|
SIGMOD 2008
2008 ACM SIGMOD International Conference on Management of Data
June 9-12 2008
Vancouver
Canada
|
Review: 1 |
Reviewer:
| Johann-Christoph Freytag |
Email:
| freytag@dbis.informatik.hu-berlin.de |
Organization:
| Humboldt-Universitaet zu Berlin |
Review:
| Question | Response |
1 | Overall Rating |
Weak Accept
|
2 | Reject due to technical incorrectness |
No
|
3 | Novelty |
Medium
|
4 | Technical Depth |
High
|
5 | Is the relevant and reasonably well known state of the art fairly treated (note this may come from outside the database literature and even outside computer science)? |
yes, allowing for space limitations
|
6 | Experimental results should meet the following expectations: deal with materially relevant cases (e.g., updates as well as queries, different scales) allowing for space limitations; statistically meaningful results; and use standard datasets or benchmarks (as opposed to a cherry-picked one) when possible. How did the experiments rate? |
adequate
|
7 | If experiments were presented, would you want them checked for repeatability (as might be required in a future sigmod)? |
yes
|
8 | Presentation |
Adequate
|
9 | Reviewer Confidence |
Medium
|
10 | Name of External Reviewer (if applicable) |
Frank Huber
|
11 | Summary of the paper's main contributions and impact (up to one paragraph) |
The paper presents a novel approach for the problem of selectivity
estimation of set similarity selection queries. The authors
propose a selectivity estimation technique based on building a
priori. They show what the pitfalls and problems are when creating
samples dynamicaly or a priori. They show how each of these problems
can be solved by their approach. The impact of the novel approach
in this paper is a potential better plan selection by the optimizer
due to better selectivity estimation and an easy integration into
existing systems.
|
12 | Three strong points of the paper (please number them S1,S2,S3) |
1. The paper has a very good introduction and motivation.
2. The new approach is easy to implement in existing systems.
3. The good presentation of the experiments are a strong point.
|
13 | Three weak points of the paper (please number them W1,W2,W3) |
1. The paper has some minor errors in the presented algorithms.
2. The presentation is sometimes very irritating, due to the overloading of symbols.
3. The lack of information of the environment setup for the experiments.
|
14 | Detailed comments (please number each point) |
1. The introduction motivates the problem of selectivity estimation of set similarity selection queries. It gives all necessary information about set similarity. Further it presents a simplistic approach of taking random sample at run time. Finaly, the authors argue that it is not an easy task to do sampling in
real time. The introduction is very well written and easy to read.
2. The second section "Essential Background" give the reader an introduction into the similarity measure TF/IDF and the TA/NRA algorithms. They show how all sets similar to a query can be retrieved using the inverted index.
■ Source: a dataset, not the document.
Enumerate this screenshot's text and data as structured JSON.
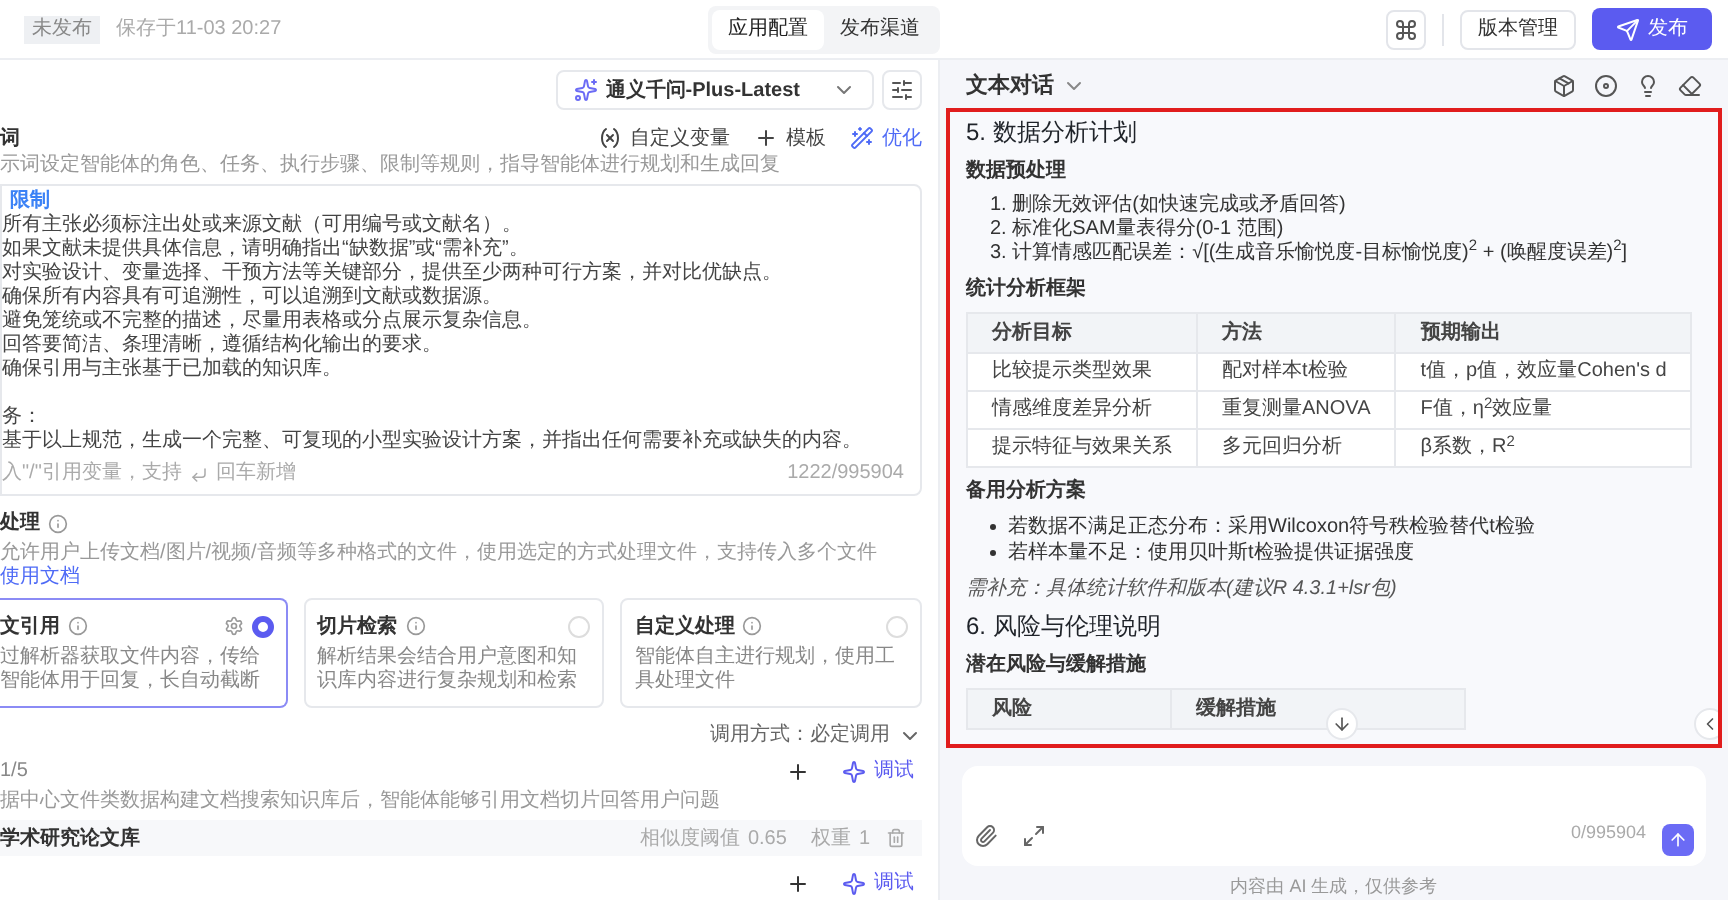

With Alogrithm 1 the authors try to show how the NRA algorithm works. But the algorithm has some minor errors. First, in line 10 it is open what bi= 1 means, maybe it should be b_i(s)=1, but then line 13 would be redundant. Second, with line 14 the authors want to say that completed sets with a score larger than tau are reported and removed. But a
completed set s do not have necessarily b[1,n]=1, as not every s has an entry in each q^i defined in "Formally, construct one inverted list per token q^i \e U that consists of one pair... per set s containting q^i. Also the use of r instead of s in the second forall part irritates and is needless. Line 14 say also I(q,s) which
should be I(q,r).
3. Preliminary ideas are given in section 3. In this section the authors give ideas and show the related problems using dynamic computed samples and a priori computed samples. This section is like the introduction part very well written and easy to follow.
4. In section 4 the authors present their approaches. In the first part they introduce the K Minimum Values (KMV) approach followed by the Fixed Percent Minimum Values (FMV). Both approach select parts of the inverted index, random permutated on their token. To achieve this permuation they use a group of hash functions. The authors introduce the domain of set ids as U, even through U is already assigned to the universe in section 2. This may lead to some irritations as well. To overcome some of the problems with KMV, FMV is introduced as a slidly different version. The end of section 4 is used to introduce the use of stratification and post
stratification.
5. Performance improvments are shortly introduced in section 5. The presented Algorithm 4 has the same problem like algorithm 1 of section 2.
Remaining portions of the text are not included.